With memories fast fading of our longest holiday ever in Turkey I thought I should get my thoughts down before Christmas takes over completely.Our apartment had been let right through the summer, and the reports coming back had been fantastic. It appeared that the sun had been shining for months and we were we looking forward to our visit. Imagine our consternation when we arrived to white cloud. However, as if just to teach us not to take anything for granted, by the next morning the sun was back to cobalt, or is it ultramarine, with hardly a colour change at the horizon for the sea. Wonderful. We rushed down to swim, and for 20 days spent hours in the water, just lazing around for George, and for me trying to use it as a workout as I am missing my exercise classes out there. I started to do a three quarters of an hour swim (there and back) to a little cove towards the harbour from the Yali Beach Club which this summer seemed to be our preferred place. I’m always happier swimming with someone, as I always worry about getting cramp, but so far this has never happened. At four o’clock each day the owner’s dog goes swimming with the chef, and this is always a must watch, before we go home.
|Daily afternoon swim|
We had two lots of friends staying with us, neither of whom had been to Kalkan before, and we love watching people fall in love with it. It’s always the view, then the sea, restaurants and people, in no particular order at the risk of sounding like an X Factor results announcer.
The time just flew by. As always we explored the mountains again, and thought we saw a short toed eagle, but no tortoises roaming around. I think they are on the move more in the spring whilst they’re looking for a mate. We visited Bezirgan, the village over the mountains from Kalkan. It was harvest time and we photographed the sesame crop being put up into wigwams to dry. (At least that’s what we think they are) In Bezirgan there are rows of sort of overlarge chicken coops which we have always wondered about. This time with a lot of sign language we found out that they are grain stores for the villagers. Barley was one of the crops being stored there, and another black seed. We took some home and gave it to our farmer friend. We had been told it was animal food, but it wasn’t anything he recognized. They were loading some poor patient horse with these sacks, presumably with grain in them, and perhaps they were taking them to the mill but we couldn't make ourselves understood enough to say that we would have liked to go to the mill.

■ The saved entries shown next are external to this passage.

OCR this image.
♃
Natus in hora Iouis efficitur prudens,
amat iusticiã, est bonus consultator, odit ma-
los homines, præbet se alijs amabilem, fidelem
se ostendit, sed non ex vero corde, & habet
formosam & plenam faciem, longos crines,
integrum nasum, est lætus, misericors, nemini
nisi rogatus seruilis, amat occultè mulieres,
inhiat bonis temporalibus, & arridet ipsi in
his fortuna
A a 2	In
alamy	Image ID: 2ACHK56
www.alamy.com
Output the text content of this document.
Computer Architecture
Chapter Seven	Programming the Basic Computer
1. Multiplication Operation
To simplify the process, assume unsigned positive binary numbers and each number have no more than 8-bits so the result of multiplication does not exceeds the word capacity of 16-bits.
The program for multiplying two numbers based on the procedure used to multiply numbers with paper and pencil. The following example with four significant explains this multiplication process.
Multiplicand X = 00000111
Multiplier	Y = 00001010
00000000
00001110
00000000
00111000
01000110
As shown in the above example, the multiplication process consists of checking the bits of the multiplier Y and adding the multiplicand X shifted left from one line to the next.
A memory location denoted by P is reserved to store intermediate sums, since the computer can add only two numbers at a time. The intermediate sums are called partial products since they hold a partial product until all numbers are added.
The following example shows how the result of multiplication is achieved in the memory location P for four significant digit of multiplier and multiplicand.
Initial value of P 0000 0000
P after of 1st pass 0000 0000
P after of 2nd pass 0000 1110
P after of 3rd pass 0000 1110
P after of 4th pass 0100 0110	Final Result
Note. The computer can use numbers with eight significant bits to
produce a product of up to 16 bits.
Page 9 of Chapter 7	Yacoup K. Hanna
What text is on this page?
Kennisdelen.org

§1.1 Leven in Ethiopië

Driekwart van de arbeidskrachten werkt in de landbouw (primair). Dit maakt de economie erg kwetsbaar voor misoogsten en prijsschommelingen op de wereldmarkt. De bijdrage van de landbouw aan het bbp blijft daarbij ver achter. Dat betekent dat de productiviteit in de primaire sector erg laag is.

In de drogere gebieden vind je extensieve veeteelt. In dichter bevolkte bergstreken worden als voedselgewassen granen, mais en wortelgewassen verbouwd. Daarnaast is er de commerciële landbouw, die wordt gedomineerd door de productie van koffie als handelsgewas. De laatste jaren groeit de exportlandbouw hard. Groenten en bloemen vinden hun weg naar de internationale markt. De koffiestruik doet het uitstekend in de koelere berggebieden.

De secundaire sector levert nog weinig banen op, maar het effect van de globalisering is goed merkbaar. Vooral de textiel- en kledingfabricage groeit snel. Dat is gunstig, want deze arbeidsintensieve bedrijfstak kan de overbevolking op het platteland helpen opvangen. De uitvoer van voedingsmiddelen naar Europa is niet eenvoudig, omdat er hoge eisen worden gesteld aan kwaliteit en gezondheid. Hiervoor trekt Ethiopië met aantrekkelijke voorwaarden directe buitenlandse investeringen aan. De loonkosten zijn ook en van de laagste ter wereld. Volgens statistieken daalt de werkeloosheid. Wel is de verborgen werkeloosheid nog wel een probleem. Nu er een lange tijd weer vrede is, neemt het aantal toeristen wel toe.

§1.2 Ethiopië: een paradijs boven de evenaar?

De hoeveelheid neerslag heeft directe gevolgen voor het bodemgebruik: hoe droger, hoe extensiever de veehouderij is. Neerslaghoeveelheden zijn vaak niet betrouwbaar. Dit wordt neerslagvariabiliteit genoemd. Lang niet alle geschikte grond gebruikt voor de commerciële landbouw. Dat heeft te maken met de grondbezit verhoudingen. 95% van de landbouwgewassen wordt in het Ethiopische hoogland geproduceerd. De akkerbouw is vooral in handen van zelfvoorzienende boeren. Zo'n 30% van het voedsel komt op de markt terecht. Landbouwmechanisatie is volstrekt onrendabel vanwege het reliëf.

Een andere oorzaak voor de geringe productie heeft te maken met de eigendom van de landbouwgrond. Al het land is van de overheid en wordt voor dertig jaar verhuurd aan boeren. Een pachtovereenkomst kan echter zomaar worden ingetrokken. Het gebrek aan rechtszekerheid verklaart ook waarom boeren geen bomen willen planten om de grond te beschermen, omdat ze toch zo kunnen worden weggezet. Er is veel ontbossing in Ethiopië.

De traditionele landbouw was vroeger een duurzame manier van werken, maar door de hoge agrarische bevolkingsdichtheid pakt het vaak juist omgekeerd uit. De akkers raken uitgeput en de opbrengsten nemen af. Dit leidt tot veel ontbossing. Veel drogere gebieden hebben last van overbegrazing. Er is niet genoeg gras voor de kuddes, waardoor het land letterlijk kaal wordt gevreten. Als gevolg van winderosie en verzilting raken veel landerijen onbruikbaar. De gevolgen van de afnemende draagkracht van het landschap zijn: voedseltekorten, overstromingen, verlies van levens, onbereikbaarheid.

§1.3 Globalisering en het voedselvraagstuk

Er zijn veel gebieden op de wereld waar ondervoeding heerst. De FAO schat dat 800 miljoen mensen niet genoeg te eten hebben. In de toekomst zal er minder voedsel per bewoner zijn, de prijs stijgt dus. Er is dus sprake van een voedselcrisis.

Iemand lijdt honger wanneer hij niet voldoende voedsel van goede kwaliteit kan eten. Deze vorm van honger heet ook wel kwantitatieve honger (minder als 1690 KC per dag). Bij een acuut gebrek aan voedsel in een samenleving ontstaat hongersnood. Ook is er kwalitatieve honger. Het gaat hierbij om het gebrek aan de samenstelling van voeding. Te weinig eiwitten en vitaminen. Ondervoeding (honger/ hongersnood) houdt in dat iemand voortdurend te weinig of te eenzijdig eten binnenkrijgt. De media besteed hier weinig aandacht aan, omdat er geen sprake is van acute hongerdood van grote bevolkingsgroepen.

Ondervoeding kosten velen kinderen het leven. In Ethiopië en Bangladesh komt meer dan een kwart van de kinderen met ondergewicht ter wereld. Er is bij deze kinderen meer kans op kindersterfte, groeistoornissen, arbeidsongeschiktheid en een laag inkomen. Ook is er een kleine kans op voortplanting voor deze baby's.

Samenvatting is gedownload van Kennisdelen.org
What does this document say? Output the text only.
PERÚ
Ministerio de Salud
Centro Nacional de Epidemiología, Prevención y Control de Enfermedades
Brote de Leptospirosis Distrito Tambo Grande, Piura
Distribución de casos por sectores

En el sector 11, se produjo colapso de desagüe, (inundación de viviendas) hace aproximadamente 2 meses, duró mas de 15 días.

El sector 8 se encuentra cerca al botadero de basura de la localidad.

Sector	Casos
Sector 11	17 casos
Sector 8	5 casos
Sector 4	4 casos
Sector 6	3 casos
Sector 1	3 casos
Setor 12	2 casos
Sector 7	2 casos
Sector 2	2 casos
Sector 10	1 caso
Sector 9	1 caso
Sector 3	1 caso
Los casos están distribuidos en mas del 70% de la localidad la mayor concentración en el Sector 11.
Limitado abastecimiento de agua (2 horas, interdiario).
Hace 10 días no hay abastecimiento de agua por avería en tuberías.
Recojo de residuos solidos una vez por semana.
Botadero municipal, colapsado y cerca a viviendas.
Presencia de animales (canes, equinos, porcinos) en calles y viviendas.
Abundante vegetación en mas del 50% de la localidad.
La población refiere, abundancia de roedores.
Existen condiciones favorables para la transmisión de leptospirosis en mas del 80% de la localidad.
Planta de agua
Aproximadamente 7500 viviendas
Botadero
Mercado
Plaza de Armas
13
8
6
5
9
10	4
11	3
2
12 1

We got talking, or rather signing to a very kind local resident who took us into the mosque, beautifully decorated and quite ornate for such a small village, and then to his house where he gave us grapes, apples, and pears. We are met with such hospitality here, it is quite overwhelming. I am always banging on about the restaurants and how good they are. A A Gill was critiquing some trendy restaurant in the Sunday Times last week, saying it seemed to be run by a committee who knew everything about catering and nothing about hospitality. This is exactly why the restaurants in Kalkan are so good. Another instance of this was at Adam’s restaurant. This is just a mile from our house, with the most wonderful views, and owned by Adam and his wife who does the cooking. We had the best breakfast possible, everything homemade. Jams, yoghurts, village eggs (these are fried with spices and are delicious), honey, etc. etc. As we were leaving Adam gave us some homemade tahini, and fig jam to take back to our apartment. Where else in the world………
Melons were in season – and figs. A large bag of ripe, juicy, perfumed figs - £2. We live off Mozarella, melon and figs for lunch, drizzled with honey. Although we try and stay in a few nights for financial reasons and not eat out in restaurants all the time, we now know where to go to find just a snack, say a lamacun (pronounced lamajun) a sort of Turkish pizza with minced meat and delicious, or we have just a few mezze. Then back to sit with a drink or two looking out at the lights of the yachts moored all round the bay, and off to bed listening to the water and the crickets, and longing for another perfect day.